Dry cyclogenesis and dust lofting over Sahara-Sahel

Diana Bou Karam, Cyrille Flamant, Pierre Tulet, Martin C. Todd, Jacques Pelon and Earle Williams: Dry cyclogenesis and dust mobilization in the Inter Tropical Discontinuity of the West African Monsoon: a case study, submitted to JGR.



Abstract

Three-dimensional mesoscale numerical simulations were performed over Niger in order to investigate dry cyclogenesis in the West African Inter Tropical Discontinuity (ITD) during the summer, when it is located over the Sahel. The implications of dry cyclogenesis on dust emission and transport over West Africa are also addressed. The study focuses on the case of 7th July 2006, during the African Monsoon Multidisciplinary Analysis (AMMA) Special Observing Period 2a1.

Model results show the formation of three dry cyclones along the ITD during a 24-hour period. Simulations are used to investigate the formation and the development of one of these cyclones over Niger in the lee of the Hoggar-Aїr Mountains. They show the development of the vortex to be associated with (a) strong horizontal shear and low-level convergence existing along the monsoon shearline and (b) enhanced northeasterly winds associated with orographic blocking of cool air masses from the Mediterranean Sea. The dry cyclone was apparent between 0700 and 1300 UTC in the simulation and it was approximately 400 km wide and 1500 m deep. Potential vorticity in the centre of vortex reached nearly 6 PVU at the end of the cyclogenesis period (1000 UTC).

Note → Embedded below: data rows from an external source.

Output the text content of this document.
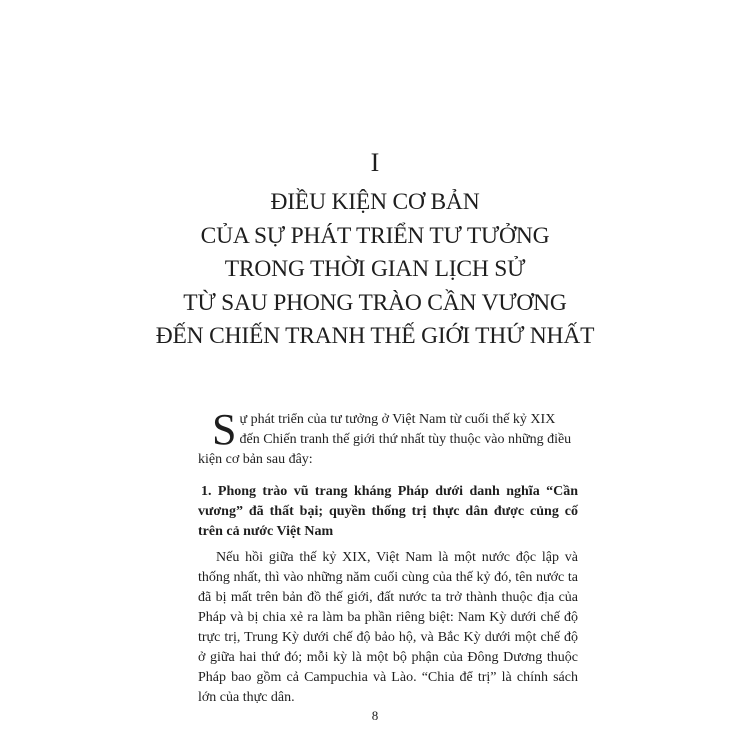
I
ĐIỀU KIỆN CƠ BẢN
CỦA SỰ PHÁT TRIỂN TƯ TƯỞNG
TRONG THỜI GIAN LỊCH SỬ
TỪ SAU PHONG TRÀO CẦN VƯƠNG
ĐẾN CHIẾN TRANH THẾ GIỚI THỨ NHẤT

Sự phát triển của tư tưởng ở Việt Nam từ cuối thế kỷ XIX đến Chiến tranh thế giới thứ nhất tùy thuộc vào những điều kiện cơ bản sau đây:

1. Phong trào vũ trang kháng Pháp dưới danh nghĩa “Cần vương” đã thất bại; quyền thống trị thực dân được củng cố trên cả nước Việt Nam

Nếu hồi giữa thế kỷ XIX, Việt Nam là một nước độc lập và thống nhất, thì vào những năm cuối cùng của thế kỷ đó, tên nước ta đã bị mất trên bản đồ thế giới, đất nước ta trở thành thuộc địa của Pháp và bị chia xẻ ra làm ba phần riêng biệt: Nam Kỳ dưới chế độ trực trị, Trung Kỳ dưới chế độ bảo hộ, và Bắc Kỳ dưới một chế độ ở giữa hai thứ đó; mỗi kỳ là một bộ phận của Đông Dương thuộc Pháp bao gồm cả Campuchia và Lào. “Chia để trị” là chính sách lớn của thực dân.

8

The role of the orography on cyclogenesis along the ITD was evaluated through model simulations without orography. The comparison of the characteristics of the vortex in the simulations with and without orography suggests that the orography plays a secondary but still important role in the formation of the cyclone. Orography and related flow splitting tend to create Low Level Jets (LLJs) in the lee of the Hoggar and Aїr mountains which, in turn, create conditions favorable for the onset of a better defined and more intense vortex in the ITD region. Moreover, orography blocking appears to favor the occurrence of a longer-lived cyclone.

Furthermore, model results suggested that strong surface winds (~11 m s-1) enhanced by the intensification of the vortex led to the emission of dust mass fluxes as large as 3 µg m-2 s-1. The mobilized dust was mixed upward to a height of 4-5 km to be made available for long-range transport.

This study suggests that the occurrence of dry vortices in the ITD region may contribute significally to the total dust activity over West Africa. The distribution of dust over the Sahara-Sahel may be affected over areas and at time scales much larger than those associated with the cyclone itself.

Key Word: AMMA, cyclone, dust emission, MesoNH, Intertropical Discontinuity.



Biomass burning aerosol characterisctics over Benin

Pelon,  J., M. Mallet, A. Mariscal, P. Goloub, D. Tanré, D. Bou Karam, C. Flamant, J. Haywood, B. Pospichal, S. Victori: “Characterisation of biomass burning aerosol from microlidar observations at Djougou (Benin) during AMMA-SOP0/DABEX”, J. Geophys. Res., 113, D00C18,  doi:10.1029/2008JD009976. 

Abstract:

Microlidar observations performed at the Djougou-Nangatchori site in northern Benin, have been performed during the AMMA-SOP 0/DABEX intensive observation period of AMMA in the dry season, from mid-January to mid-February 2006. During the dry season, the Djougou area is a region where biomass burning aerosols are heavily produced from agriculture fires.

The aerosol vertical distribution is also controlled by dynamics, as the penetration of the winter monsoon flux to the north, and northern winds bring mineral dust leads to a frontal discontinuity location close to Djougou latitude. During the early dry season, the aerosol vertical distribution was observed to be structured in two layers, the lower being the boundary layer reaching altitudes up to 2 km, and an upper layer reaching 4 to 5 km.

Lidar data are used to retrieve the time evolution and vertical profile of extinction, and discuss transport processes during the period analyzed. As the monsoon flux during the dry season is steadily progressing to the north, but also moving back and forth according to shorter time scale forcings, biomass burning particles are transported from the boundary layer into the upper troposphere. This transport has a strong impact on the distribution of aerosol particles on the vertical, and extinction values larger than 0.3 km-1 have been retrieved at altitudes close to 3 km.

A particular event of biomass burning air mass outbreak associated with a synoptic forcing is studied, where satellite observations are used to discuss observations of biomass burning particles over Djougou and at the regional scale.